Lassen Sie uns über meine Bewerbungen reden. Ich habe in den vergangenen drei Jahren ca. 300 Dossier verschickt und rund 20 Vorstellungsgespräche geführt. Hier eine kurze Zusammenfassung: 2 mal Greenpeace, 2 mal Stadt Bern. Dann: WWF, Solar Agentur Schweiz, Critical Scientist Switzerland, Offcut Basel, Ökozentrum Langenbruck, Raiffeisenbank Winterthur, Filme für die Erde Festival, Kanton Bern, der Bund (Tamedia), Bundesamt für Lebensmittelsicherheit und Veterinärwesen BLV, Gemeinde Steffisburg, Verkehrs-Club der Schweiz VCS, insieme, Kanal K, Berner Fachhochschule, Grüne Kanton Bern.

20 Vorstellungsgespräche – 20 Absagen.

Jedes einzelne Bewerbungsgespräch ist mit hoffen, bangen und schliesslich einem Loch verbunden. Zwar werde ich besser mit der Zeit – die Menschen, welche die Absagen erteilen, kommen zunehmend ins Stocken, erklären und entschuldigen sich, machen klar, dass die Konkurrenz einfach sehr gross war. Dass es nur an wenig gefehlt hat.

Die Absagegründe variieren stark, mal ist es die fehlende Anwendungspraxis in einem Tool, mal wirke ich zu akademisch, mal befürchtet man, ich sei überqualifiziert.

Was ist das Problem? Das Studium?

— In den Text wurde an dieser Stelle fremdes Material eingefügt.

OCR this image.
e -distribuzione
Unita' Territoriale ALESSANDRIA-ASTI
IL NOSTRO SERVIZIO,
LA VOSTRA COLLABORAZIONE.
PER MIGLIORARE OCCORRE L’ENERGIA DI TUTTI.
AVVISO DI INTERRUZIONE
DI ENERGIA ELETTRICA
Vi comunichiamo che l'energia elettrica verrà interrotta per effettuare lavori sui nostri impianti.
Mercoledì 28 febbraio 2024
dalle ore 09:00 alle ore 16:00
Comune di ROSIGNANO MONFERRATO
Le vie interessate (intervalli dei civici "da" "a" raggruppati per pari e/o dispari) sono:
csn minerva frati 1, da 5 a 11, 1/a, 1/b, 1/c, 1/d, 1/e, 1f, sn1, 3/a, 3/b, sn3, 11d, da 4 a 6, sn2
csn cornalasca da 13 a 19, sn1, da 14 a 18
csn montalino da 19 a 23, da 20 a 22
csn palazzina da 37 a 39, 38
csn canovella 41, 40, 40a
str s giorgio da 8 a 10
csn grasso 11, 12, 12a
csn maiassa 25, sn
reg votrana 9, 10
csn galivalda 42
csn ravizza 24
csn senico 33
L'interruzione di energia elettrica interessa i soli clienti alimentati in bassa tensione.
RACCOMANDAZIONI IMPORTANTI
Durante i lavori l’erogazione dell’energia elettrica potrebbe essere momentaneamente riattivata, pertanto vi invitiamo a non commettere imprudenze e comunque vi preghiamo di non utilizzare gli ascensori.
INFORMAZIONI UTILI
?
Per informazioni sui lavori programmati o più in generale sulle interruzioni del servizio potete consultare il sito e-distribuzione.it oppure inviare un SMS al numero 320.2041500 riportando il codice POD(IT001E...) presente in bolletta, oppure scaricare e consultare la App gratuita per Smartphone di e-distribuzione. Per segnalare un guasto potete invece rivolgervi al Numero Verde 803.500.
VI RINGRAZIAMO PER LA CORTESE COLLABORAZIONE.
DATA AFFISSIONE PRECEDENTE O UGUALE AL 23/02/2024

Ja, auf jeden Fall. Aber ich kenne einige (vor allem männliche) Mitstudierende, die unterdessen gut untergekommen sind. Vielleicht, dass ich eine Frau bin und Kinder habe? Möglich. Auf jeden Fall werde ich immer wieder 10 oder 15 Minuten lang nur dazu interviewt, wie die Kinderbetreuung geregelt sei. Selbst bei 50-Prozent-Stellen. (Meinem Partner werden dazu keine Fragen gestellt, auch nicht bei Vollzeitstellen.)

Das Schlimme an den Misserfolgen und Verlusten ist ja, was das sozial mit einem macht. Wir beginnen, Menschen aus dem Weg zu gehen, sorgen bewusst und unbewusst dafür, dass die Kinder nicht mit ihren Freund*innen abmachen. Und wir fühlen uns schlecht, am Rande der Gesellschaft, gereizt, unfähig, wenigstens die Elternrolle gut zu meistern. Und: Wir schämen uns.

(Mühe geben wir uns schon: Wir reden in Anwesenheit der Kinder strikt nicht über unsere Sorgen, weil wir wissen, dass gerade unser älteres Kind schon viel mitkriegen würde. Das hatten wir nicht immer so gut im Griff wie heute, es ist dann schon mal ein «das können wir uns nicht leisten» rausgerutscht – worauf uns besagtes Kind aus dem Wochenende bei den Grosseltern zwei Fünfliber mitgebracht hat, unter der anfänglichen Behauptung, das Geld am Bahnhof gefunden zu haben.)

In wenigen Monaten werde ich ausgesteuert sein, kurz darauf auch mein Partner. Dann droht das Sozialamt, Finanzreserven haben wir keine.

Die Wochentage überstehe ich meist ganz gut. Die Kinder sind in der Schule, ich verschanze mich hinter meinem Projekt Selbständigkeit. Produziere Content, arbeite an meiner Website, bin auf Social Media aktiv. Die Arbeit lenkt mich wenigstens teilweise davon ab, mich in Grübeleien zu verlieren und depressiv zu werden.

Schlimmer sind die Wochenenden. Wir ziehen uns zurück, Ausflüge (von Waldspaziergängen mal abgesehen) können wir uns ohnehin nicht leisten. Die Familienzeiten sind für mich unerträglich, meine Gedanken sind anderswo. Manchmal weine ich. Dann entscheide ich mich, in die Bibliothek zu gehen und zu arbeiten. Das ist besser, als es nicht auszuhalten.